Vi suggeriamo comunque di prendere informazioni presso il Nostro Asilo Nido. Il nostro responsabile dell’alimentazione Raffaele risponderà volentieri a tutti i vostri dubbi e vi indicherà come orientare la dieta dei vostri piccoli all’alimentazione biologica, con prodotti di facile reperibilità e a costi assolutamente in linea con quelli di produttori più blasonati (ma a quanto appare molto meno sicuri e trasparenti nei contenuti).

MILANO – La Plasmon ha vinto la guerra del prosciutto cotto. Una battaglia giudiziaria giocata su un campo nel quale mai si immaginerebbe che si potessero combattere scontri violenti, il mondo tenero della pappa dei bambini. A soccombere è la concorrente Mellin, rea di aver venduto i suoi omogeneizzati al prosciutto senza dire che in realtà il prosciutto non c’era. O meglio: l’alimento era a base di “coscia di maiale non stagionata”. Tutta un’altra cosa, tutto un altro (e meno costoso) procedimento di lavorazione.

L’equivoco era stato segnalato in un esposto inviato dai dirigenti italiani della Plasmon che, dopo aver investito milioni di euro in nuovi impianti per produrre il prosciutto da miscelare nell’omogeneizzato, più di un anno fa hanno inviato in tutte le procure italiane un esposto per segnalare l’equivoco. A Milano la procura ha aperto un’inchiesta, affidata al pubblico ministero Giulio Benedetti e al procuratore aggiunto Nicola Cerrato.

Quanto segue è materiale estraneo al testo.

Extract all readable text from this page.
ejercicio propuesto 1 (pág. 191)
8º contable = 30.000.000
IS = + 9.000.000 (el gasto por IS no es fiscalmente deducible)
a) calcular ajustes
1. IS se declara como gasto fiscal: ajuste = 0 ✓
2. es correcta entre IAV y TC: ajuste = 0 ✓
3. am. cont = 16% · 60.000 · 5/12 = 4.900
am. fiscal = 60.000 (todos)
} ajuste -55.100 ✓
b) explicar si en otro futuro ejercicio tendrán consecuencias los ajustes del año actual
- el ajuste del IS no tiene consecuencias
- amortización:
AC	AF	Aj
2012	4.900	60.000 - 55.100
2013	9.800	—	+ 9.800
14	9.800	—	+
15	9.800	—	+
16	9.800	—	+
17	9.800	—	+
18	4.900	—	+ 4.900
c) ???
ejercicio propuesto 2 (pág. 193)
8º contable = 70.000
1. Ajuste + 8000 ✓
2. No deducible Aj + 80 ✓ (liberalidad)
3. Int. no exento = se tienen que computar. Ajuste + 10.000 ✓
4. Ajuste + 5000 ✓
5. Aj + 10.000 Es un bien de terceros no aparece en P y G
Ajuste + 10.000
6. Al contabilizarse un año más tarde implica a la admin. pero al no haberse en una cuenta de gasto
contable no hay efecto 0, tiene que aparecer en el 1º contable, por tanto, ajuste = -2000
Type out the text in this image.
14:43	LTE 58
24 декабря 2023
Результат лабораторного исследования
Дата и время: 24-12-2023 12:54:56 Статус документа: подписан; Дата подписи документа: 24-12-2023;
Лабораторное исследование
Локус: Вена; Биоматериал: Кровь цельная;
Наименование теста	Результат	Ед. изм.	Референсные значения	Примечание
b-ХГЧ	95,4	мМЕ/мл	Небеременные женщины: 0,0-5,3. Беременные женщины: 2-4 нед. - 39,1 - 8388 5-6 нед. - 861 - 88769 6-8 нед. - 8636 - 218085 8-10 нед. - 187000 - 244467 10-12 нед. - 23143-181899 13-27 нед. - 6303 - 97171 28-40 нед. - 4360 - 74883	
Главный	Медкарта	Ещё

images-1.jpegI magistrati poi hanno chiesto lumi ai ministeri della Salute e dello Sviluppo e, successivamente, al Garante della concorrenza. Ed ecco il verdetto: “Il messaggio pubblicitario – scrive Antonio Catricalà – costituisce pubblicità ingannevole”. Vietata l’ulteriore diffusione, Catricalà ha disposto una sanzione amministrativa di undicimila euro (poco danno per una multinazionale) e ha dato tre mesi di tempo per adeguarsi. Ora la Mellin dovrà modificare le confezioni scrivendo “coscia di maiale stagionata” in modo da renderla “ben visibile e dunque percepibile dai destinatari”. Se non lo faranno andranno incontro a sanzioni amministrative fino a 150mila euro e, in caso di inottemperanza, rischieranno anche la sospensione per un mese dell’attività d’impresa.

Ora i carabinieri del Nas, il nucleo antisofisticazioni dei carabinieri, dovranno accertarsi che la società si sia adeguata alle nuove prescrizioni. Ma nel frattempo, anche la Plasmon ha subito le sue perdite, nella guerra degli omogeneizzati che aveva ingaggiato: indagando, i militari hanno scoperto che anche la Nipiol, che fa parte dello stesso gruppo alimentare, vendeva confezioni che spacciavano per prosciutto, cotto o crudo, la solita carne di maiale. “È vero – ammette un dirigente della Plasmon Italia – ma erano pochi fondi di magazzino prodotti prima del 2006, quando è stato approvato un decreto che ha definito in modo univoco il prosciutto”. Ma anche dopo quel decreto, l’interpretazione non è stata così scontata. Tanto che anche la Mellin, per difendersi, ha dovuto inviare alla procura e al Garante della concorrenza una memoria nella quale si affermava che la denominazione “prosciutto” era quella comunemente usata per la carne di maiale non stagionata. Ma l’ambiguità era già in un’autorizzazione rilasciata nel 1980 dal ministero della Sanità per l’autorizzazione e la commercializzazione del prodotto, nella quale “pur concordando con la legittimità della denominazione”, si rilevò che “la stessa avrebbe potuto essere male interpretata dagli acquirenti abituali”.